Shasta’s latest election results include an additional approximately 5,500 ballots that were processed today.
Those results show a 2% increase in former Assistant Registrar of Voters Joanna Francescut’s lead over current Registrar of Voters Clint Curtis. She now has 58.11% of the vote for Shasta’s county clerk role.
Redding Council member Erin Resner is also improving her margin for the Shasta County District 1 supervisor seat. Her top competitor is Supervisor Kevin Crye. She currently has 55.35% of the vote, an increase of almost 2%.
Anderson City Council member Mike Gallagher’s vote totals increased by about 1%, to 49.51% of the vote. He’s running for Shasta County’s District 5 supervisor seat against Supervisor Chris Kelstrom, who has 40.81%.
If Francescut and Resner hold their leads, they’ll secure their races in the primary without needing to go to a run-off this fall. Gallagher has not yet reached the critical 50% plus one needed to avoid a fall run-off with Kelstrom.
Meanwhile Measure B, a controversial ballot initiative that appears illegal to implement under current state and federal laws, has lost some of its early margin of success. Yes votes are currently at 53.64%, that’s a decrease of 2%.

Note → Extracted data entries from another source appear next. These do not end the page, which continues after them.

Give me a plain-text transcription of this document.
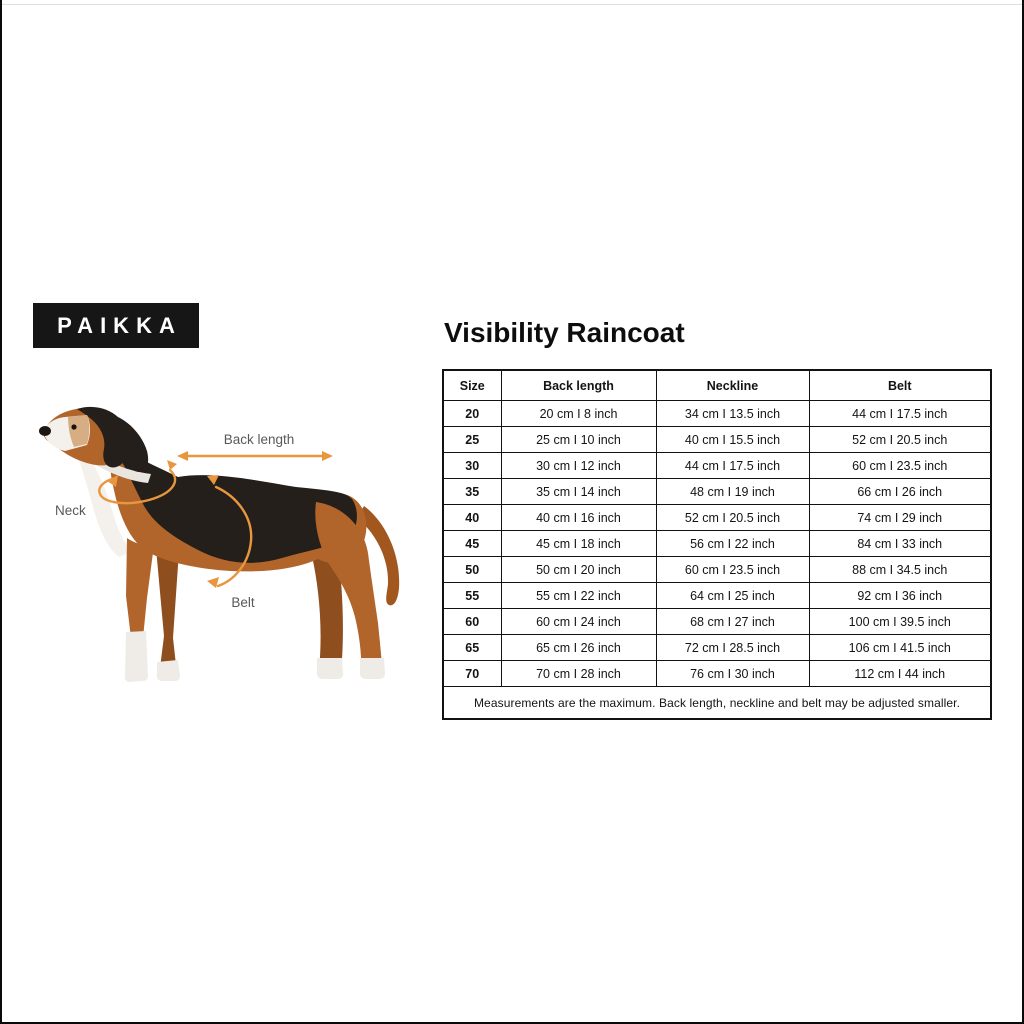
PAIKKA
Back length
Neck
Belt
Visibility Raincoat
Size	Back length	Neckline	Belt
20	20 cm I 8 inch	34 cm I 13.5 inch	44 cm I 17.5 inch
25	25 cm I 10 inch	40 cm I 15.5 inch	52 cm I 20.5 inch
30	30 cm I 12 inch	44 cm I 17.5 inch	60 cm I 23.5 inch
35	35 cm I 14 inch	48 cm I 19 inch	66 cm I 26 inch
40	40 cm I 16 inch	52 cm I 20.5 inch	74 cm I 29 inch
45	45 cm I 18 inch	56 cm I 22 inch	84 cm I 33 inch
50	50 cm I 20 inch	60 cm I 23.5 inch	88 cm I 34.5 inch
55	55 cm I 22 inch	64 cm I 25 inch	92 cm I 36 inch
60	60 cm I 24 inch	68 cm I 27 inch	100 cm I 39.5 inch
65	65 cm I 26 inch	72 cm I 28.5 inch	106 cm I 41.5 inch
70	70 cm I 28 inch	76 cm I 30 inch	112 cm I 44 inch
Measurements are the maximum. Back length, neckline and belt may be adjusted smaller.			
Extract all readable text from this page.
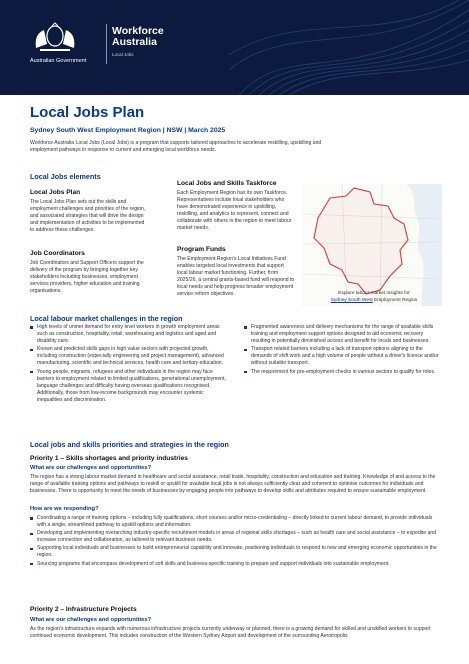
Australian Government
Workforce
Australia
Local Jobs
Local Jobs Plan
Sydney South West Employment Region | NSW | March 2025
Workforce Australia Local Jobs (Local Jobs) is a program that supports tailored approaches to accelerate reskilling, upskilling and employment pathways in response to current and emerging local workforce needs.
Local Jobs elements
Local Jobs Plan
The Local Jobs Plan sets out the skills and employment challenges and priorities of the region, and associated strategies that will drive the design and implementation of activities to be implemented to address these challenges.
Job Coordinators
Job Coordinators and Support Officers support the delivery of the program by bringing together key stakeholders including businesses, employment services providers, higher education and training organisations.
Local Jobs and Skills Taskforce
Each Employment Region has its own Taskforce. Representatives include local stakeholders who have demonstrated experience in upskilling, reskilling, and analytics to represent, connect and collaborate with others in the region to meet labour market needs.
Program Funds
The Employment Region's Local Initiatives Fund enables targeted local investments that support local labour market functioning. Further, from 2025/26, a central grants-based fund will respond to local needs and help progress broader employment service reform objectives.	Explore labour market insights for
Sydney South West Employment Region
Local labour market challenges in the region
High levels of unmet demand for entry level workers in growth employment areas such as construction, hospitality, retail, warehousing and logistics and aged and disability care.
Known and predicted skills gaps in high value sectors with projected growth, including construction (especially engineering and project management), advanced manufacturing, scientific and technical services, health care and tertiary education.
Young people, migrants, refugees and other individuals in the region may face barriers to employment related to limited qualifications, generational unemployment, language challenges and difficulty having overseas qualifications recognised. Additionally, those from low-income backgrounds may encounter systemic inequalities and discrimination.
Fragmented awareness and delivery mechanisms for the range of available skills training and employment support options designed to aid economic recovery resulting in potentially diminished access and benefit for locals and businesses.
Transport related barriers including a lack of transport options aligning to the demands of shift work and a high volume of people without a driver's licence and/or without suitable transport.
The requirement for pre-employment checks in various sectors to qualify for roles.
Local jobs and skills priorities and strategies in the region
Priority 1 – Skills shortages and priority industries
What are our challenges and opportunities?
The region has a strong labour market demand in healthcare and social assistance, retail trade, hospitality, construction and education and training. Knowledge of and access to the range of available training options and pathways to reskill or upskill for available local jobs is not always sufficiently clear and coherent to optimise outcomes for individuals and businesses. There is opportunity to meet the needs of businesses by engaging people into pathways to develop skills and attributes required to ensure sustainable employment.
How are we responding?
Coordinating a range of training options – including fully qualifications, short courses and/or micro-credentialing – directly linked to current labour demand, to provide individuals with a single, streamlined pathway to upskill options and information.
Developing and implementing overarching industry-specific recruitment models in areas of regional skills shortages – such as health care and social assistance – to expedite and increase connection and collaboration, as tailored to relevant business needs.
Supporting local individuals and businesses to build entrepreneurial capability and innovate, positioning individuals to respond to new and emerging economic opportunities in the region.
Sourcing programs that encompass development of soft skills and business-specific training to prepare and support individuals into sustainable employment.
Priority 2 – Infrastructure Projects
What are our challenges and opportunities?
As the region's infrastructure expands with numerous infrastructure projects currently underway or planned, there is a growing demand for skilled and unskilled workers to support continued economic development. This includes construction of the Western Sydney Airport and development of the surrounding Aerotropolis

Votes from about 28,500 ballots have been counted for the June 2 election so far. Approximately 30,000 remain to be counted, according to an estimate shared by Shasta election official Clint Curtis earlier today.

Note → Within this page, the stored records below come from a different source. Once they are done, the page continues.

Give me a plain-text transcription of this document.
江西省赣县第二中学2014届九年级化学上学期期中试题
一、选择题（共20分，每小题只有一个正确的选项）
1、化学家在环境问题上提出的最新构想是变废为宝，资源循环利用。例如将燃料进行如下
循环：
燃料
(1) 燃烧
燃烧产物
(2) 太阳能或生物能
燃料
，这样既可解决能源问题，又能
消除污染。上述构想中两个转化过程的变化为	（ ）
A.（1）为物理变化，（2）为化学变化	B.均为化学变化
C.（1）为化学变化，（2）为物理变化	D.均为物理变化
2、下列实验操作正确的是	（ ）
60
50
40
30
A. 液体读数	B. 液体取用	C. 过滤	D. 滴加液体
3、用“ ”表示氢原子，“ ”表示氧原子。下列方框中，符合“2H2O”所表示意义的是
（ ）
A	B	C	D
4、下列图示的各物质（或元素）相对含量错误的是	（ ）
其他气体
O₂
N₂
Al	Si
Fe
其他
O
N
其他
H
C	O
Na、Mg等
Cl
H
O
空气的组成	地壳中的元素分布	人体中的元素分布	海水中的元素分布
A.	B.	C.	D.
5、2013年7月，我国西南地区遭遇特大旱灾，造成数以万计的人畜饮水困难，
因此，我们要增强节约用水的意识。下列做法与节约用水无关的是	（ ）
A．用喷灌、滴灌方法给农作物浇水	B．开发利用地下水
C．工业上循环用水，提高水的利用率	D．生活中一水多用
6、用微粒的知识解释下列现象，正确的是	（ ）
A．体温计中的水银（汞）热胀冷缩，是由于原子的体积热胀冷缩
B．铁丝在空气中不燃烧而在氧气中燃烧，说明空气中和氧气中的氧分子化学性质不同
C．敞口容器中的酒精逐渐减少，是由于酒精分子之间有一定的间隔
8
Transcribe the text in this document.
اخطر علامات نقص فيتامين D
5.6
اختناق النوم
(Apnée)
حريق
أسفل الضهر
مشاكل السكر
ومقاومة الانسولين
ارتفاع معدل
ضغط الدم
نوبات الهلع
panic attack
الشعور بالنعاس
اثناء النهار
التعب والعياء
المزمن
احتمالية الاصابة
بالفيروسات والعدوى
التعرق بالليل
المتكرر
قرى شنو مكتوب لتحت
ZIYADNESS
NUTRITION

Do you have a correction to share? Email us: editor@shastascout.org.

Election Code § 8140: “Any candidate for a nonpartisan office who at a primary election receives votes on a majority of all the ballots cast for candidates for that office shall be elected to that office.”
“Ballots cast” is an interesting phrase. The legislature could have said simply “votes counted” but they didn’t. About 10% of Shasta County voters leave blank down ballot contests like for county supervisor (in 2024, 1,779 District 3 voters left their ballot blank compared to 17,157 who voted).
Perhaps Curtis and/or Crye will challenge their losses based on this legal ambiguity and advance to the general election anyway.
My in-person vote is still missing. Mr. Curtis called me back after I reported the problem. My vote has not even been accepted on Ballottrax. Curtis tried to just tell me that my vote had been counted if I voted in person. I have asked him to prove it. Someone was supposed to get back to me but, crickets.
Burney VFW was my polling place.
I thought Curtis said they would be counting approximately 14,000 ballots a day which would make them done after Monday’s count. 5,000 more ballots added to the total today means his estimate fell short on the this first day by 9,000 votes. Not only can he not do the job, but the poor guy is bad at basic math too.